A note of caution: while boilerplate is in theory a designation for all contracts, you should ensure that each of the boilerplate clauses is appropriate. For example, you may have a HIPAA Business Associate (BA) language clause as part of your boilerplate or optional addendum. One item that is usually included in the BA language is the client’s right to request a copy of their information. In some contractual relationships, like contracted QA/QI activity, the contractor would never supply a copy of a record to the client because they have no relationship to the client. The client access section should probably be cut. Contracts are about mutual understanding and having language that does not apply detracts from the understanding. It would not be appropriate to say “just ignore what doesn’t apply,” as the contractor may apply the same caveat to critical portions of the contract.

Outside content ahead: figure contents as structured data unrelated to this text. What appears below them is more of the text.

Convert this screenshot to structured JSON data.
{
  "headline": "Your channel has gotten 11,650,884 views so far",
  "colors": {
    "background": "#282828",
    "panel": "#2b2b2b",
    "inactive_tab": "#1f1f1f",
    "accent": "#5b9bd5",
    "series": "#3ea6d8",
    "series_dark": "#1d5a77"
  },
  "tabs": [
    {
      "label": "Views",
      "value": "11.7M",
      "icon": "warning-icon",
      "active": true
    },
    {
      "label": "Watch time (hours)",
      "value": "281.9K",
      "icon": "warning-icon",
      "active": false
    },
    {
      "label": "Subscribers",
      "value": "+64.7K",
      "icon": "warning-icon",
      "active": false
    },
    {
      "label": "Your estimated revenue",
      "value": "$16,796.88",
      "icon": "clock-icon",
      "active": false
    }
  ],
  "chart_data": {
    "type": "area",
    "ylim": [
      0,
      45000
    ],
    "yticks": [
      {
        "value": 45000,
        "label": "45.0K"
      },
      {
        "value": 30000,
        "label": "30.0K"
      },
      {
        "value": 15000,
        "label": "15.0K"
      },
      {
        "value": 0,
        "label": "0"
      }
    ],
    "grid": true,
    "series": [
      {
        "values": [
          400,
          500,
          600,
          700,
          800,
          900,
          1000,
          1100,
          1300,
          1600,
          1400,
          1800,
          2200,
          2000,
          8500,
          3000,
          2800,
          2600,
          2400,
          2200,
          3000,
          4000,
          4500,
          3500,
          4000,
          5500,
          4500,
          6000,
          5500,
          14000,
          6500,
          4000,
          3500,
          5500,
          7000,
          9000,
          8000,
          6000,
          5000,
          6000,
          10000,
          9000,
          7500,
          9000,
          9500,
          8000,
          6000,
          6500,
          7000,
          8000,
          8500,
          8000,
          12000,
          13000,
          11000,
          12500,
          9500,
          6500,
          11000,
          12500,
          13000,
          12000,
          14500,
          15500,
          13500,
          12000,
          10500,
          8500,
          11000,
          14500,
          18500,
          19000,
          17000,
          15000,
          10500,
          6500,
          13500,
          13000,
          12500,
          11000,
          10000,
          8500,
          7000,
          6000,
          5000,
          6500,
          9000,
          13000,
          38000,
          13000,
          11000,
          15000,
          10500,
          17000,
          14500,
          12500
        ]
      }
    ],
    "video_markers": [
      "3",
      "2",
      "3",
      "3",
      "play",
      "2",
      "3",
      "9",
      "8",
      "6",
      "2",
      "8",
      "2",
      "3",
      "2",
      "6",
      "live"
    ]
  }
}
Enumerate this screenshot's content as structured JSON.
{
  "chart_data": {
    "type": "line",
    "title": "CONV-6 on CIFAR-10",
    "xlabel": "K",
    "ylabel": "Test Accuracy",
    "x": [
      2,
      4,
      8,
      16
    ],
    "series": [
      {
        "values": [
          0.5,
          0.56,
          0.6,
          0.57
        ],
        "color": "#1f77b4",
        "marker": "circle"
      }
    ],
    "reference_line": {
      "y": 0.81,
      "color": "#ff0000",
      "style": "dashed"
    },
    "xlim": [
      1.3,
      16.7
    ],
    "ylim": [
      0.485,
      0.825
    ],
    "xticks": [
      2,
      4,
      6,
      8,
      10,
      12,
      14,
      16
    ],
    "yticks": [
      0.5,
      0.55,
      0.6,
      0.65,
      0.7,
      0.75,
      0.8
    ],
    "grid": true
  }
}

The second part of the contract could be considered adjustable and contains those clauses that change or are added for the specific contract. While sometimes only a few clauses are in this section, like scope of activities and pay schedule, this part of the contract is where the privacy professional can clearly outline privacy impacts from the vendor’s services.
Another concern in your relationship to the vendor is that vendors are not “partners” in your enterprise. This is true regardless of what the contract states they will provide, if you pay them or they pay you. Ethically a separation must be made so that this separation is clear to both parties. If the vendor is treated as a partner, deferred to as if they are a partner, referred to as a partner, it could lead to tensions in relations as the expectation of a partner is different than those of a vendor. Too often contractors in the “partnership” situation believe themselves to be indispensable to your organization with inalienable rights. They can become hostile when relegated, appropriately, to their role or called to task when they violate regulations that your entity must abide by and were notated in the contract.
A weak privacy profile characteristic that shows up in contracts is when the contract says “fully HIPAA compliant” either as a claim by the contractor or as a mandate from the contract originator. Does the statement mean anything in relationship to their role? Does it mean they are, or are to be, complaint with 5010 format? Will they do a full-blown risk analysis for their product in your environment? Can they capture disclosures electronically? Vendors may have done everything possible from their end to be HIPAA compliant, but until they account for your business operations it is just a marketing phrase. On the opposing side, the phrase has doubtful value as a mandate without describing exactly what it means for your vendor. Undefined phrases about the privacy compliance are dangerous, as they lead to misunderstanding and that leads to increased risk.
Achieving mutual understanding is the goal and it takes work on both parties’ behalf to ensure the expectations meet delivery.